Als er sich erstmals der Familie Mann zuwandte, in seinem Dreiteiler "Die Manns", hatte er einen Riesenerfolg beim Publikum. Wenn sie gut gemacht ist, interessiert Kulturgeschichte offenbar doch viel mehr Menschen, als gewöhnlich unterstellt wird. Man muss sich nur trauen, etwas Interessantes anspruchsvoll und zugänglich zugleich zu erzählen.

Nun traute sich Heinrich Breloer zum ersten Mal an einen richtigen Spielfilm. Er wird später auch ins Fernsehen kommen. Es ist aber richtig, dass er zuerst im Kino zu sehen ist: Eine große Geschichte mit großen Bildern gehört auf die große Leinwand.

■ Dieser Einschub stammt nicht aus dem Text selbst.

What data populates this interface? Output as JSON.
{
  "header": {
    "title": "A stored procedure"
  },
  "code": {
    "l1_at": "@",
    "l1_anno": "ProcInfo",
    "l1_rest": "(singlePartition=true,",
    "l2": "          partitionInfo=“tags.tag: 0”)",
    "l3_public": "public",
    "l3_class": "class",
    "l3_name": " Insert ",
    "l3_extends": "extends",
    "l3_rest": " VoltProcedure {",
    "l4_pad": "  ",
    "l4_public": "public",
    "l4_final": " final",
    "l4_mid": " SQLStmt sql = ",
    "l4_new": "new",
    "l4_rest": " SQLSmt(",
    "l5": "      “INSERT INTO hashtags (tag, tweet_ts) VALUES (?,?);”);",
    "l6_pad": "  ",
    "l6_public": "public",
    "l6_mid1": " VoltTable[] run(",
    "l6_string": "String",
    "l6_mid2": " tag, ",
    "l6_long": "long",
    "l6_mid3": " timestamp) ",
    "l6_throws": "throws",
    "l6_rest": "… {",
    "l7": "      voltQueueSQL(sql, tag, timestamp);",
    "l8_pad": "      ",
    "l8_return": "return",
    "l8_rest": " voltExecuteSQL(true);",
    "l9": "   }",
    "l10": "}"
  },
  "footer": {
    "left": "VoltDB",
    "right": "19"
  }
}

Ich finde es gut, dass diese Premiere hier in Essen stattfindet, in der wunderbaren Lichtburg, die schon viel Kinogeschichte erlebt hat. Essen wird in zwei Jahren zusammen mit dem Ruhrgebiet Kulturhauptstadt Europas sein. Die Buddenbrooks zeigen gewiss eine ganz andere Kultur und Lebenskultur, als sie dann hier im Ruhrgebiet präsentiert werden wird. Aber letztlich erzählen doch auch die Buddenbrooks eine Geschichte vom Wandel der Zeit, von "Strukturwandel", wenn Sie so wollen, und damit haben auch wir es hautnah zu tun. Wenn wir nur genau hinsehen, können uns auch alte Geschichten etwas über uns selber erzählen.

Ich wünsche uns allen jetzt viel Freude mit den Buddenbrooks - und Ihnen, Herr Breloer, Herr Mueller-Stahl, Frau Berben, Herr Waschke, Frau Schwarz und allen anderen Mitwirkenden, viel Erfolg!